Dr Newey, together with Laura Hassett from the faculty’s international development team and four social entrepreneurship students, recently travelled to Colombia’s capital Bogota to lead workshops for 32 locals with little or no formal education. The team worked in partnership with Javeriana University in Bogota and local not-for-profit organisation Ahmsa, which provided them with safe access to slum areas.

The Colombians were shown how to develop their business ideas, which ranged from craft businesses and a bakery, to graphic design. The course culminated in them pitching their ideas to a Dragons’ Den-style panel, with winners receiving seed capital funding.

According to Dr Newey, it’s not just lack of education or business skills that holds back Colombians like these. “Sometimes these communities can lack the basic infrastructure that we take for granted. Historic social unrest has harmed the social trust that underlies the pervasive co-operation with strangers that defines more advanced economies.

“In advanced economies almost every product we use is made or delivered by strangers. In communities like these there is a fundamental lack of trust so they are unlikely to do business with people they don’t know. However to grow a business you have to develop networks outside the community. The building of social capital is part of our training.

“Another factor can be the lack of legal recourse, and access to legal systems that enforce contracts and property rights, which would give them greater confidence to do business with strangers.”

The project proved a life-changing experience for both the UQ team and the Colombians. “The winning team included hard men, scarred by very difficult life experiences,” says Dr Newey. “However they cried when they won as they were overwhelmed that expert judges had confirmed that they had achieved something great. They came to believe in themselves and that alternatives in their life are truly possible.”

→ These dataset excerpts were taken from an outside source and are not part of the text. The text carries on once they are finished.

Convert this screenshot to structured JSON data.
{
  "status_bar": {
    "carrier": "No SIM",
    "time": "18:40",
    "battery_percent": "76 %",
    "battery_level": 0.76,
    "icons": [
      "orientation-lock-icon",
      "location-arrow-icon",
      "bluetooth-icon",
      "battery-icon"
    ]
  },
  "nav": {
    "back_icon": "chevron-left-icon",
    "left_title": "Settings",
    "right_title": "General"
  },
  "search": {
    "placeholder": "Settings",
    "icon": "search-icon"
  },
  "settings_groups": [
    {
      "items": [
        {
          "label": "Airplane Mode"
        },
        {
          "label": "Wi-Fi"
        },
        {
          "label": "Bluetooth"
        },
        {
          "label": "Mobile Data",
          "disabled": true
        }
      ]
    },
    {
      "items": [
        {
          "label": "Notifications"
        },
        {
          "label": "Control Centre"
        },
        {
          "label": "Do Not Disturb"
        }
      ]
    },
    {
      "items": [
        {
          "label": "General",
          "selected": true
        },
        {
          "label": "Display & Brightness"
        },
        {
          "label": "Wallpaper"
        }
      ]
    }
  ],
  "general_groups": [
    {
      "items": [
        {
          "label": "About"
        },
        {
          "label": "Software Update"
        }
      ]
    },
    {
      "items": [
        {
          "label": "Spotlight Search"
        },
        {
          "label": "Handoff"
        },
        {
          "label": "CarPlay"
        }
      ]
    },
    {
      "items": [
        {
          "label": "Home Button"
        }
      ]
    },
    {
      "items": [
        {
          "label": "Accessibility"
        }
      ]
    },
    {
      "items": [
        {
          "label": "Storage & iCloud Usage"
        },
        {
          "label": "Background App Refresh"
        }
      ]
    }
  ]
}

As a result of the project, Javeriana University is adopting the Social Entrepreneurship course which Dr Newey runs at UQ Business School. Meanwhile the partners are hoping to extend the training course to other slum areas and monitor the outcomes in terms of the progress of the businesses and the impact on both individual and community well-being.

But can entrepreneurship skills really help communities prosper or just the individuals concerned? In the United States, many state governments are convinced of the benefits and have strategies in place to encourage entrepreneurship. Mike Brooks, who is president of the regional economic development body in the city of Columbia, typifies this approach.

He believes communities and companies rely on each other for growth: “The presence of entrepreneurs in communities helps bring prosperity and a progressive spirit to those locations; startups drive local economies, promote job growth, and help carve an identity for a city or town.”

Dr Newey says the UQ Business School program is designed to provide both economic and social value. “Providing skills training to people who have had little or no formal education gives them a wider set of options and also ignites the entrepreneurial capacity laying dormant in the community,” he says.

“We take a strategic approach to both business and community development which is important because locals want business development mixed with the preservation of core values which sees social value just as important as economic. They don’t want their economic progress to outpace their social development. Teaching social entrepreneurship offers whole new ways for people to identify opportunities to improve quality of life.

“If we are to change things in the longer term, it is particularly important to target the youth, who can lead Colombia to be a model of business and community co-development in Latin America. We saw examples of locals who turned their lives around and now are working with us as role models of the power of education to transform lives and societies.”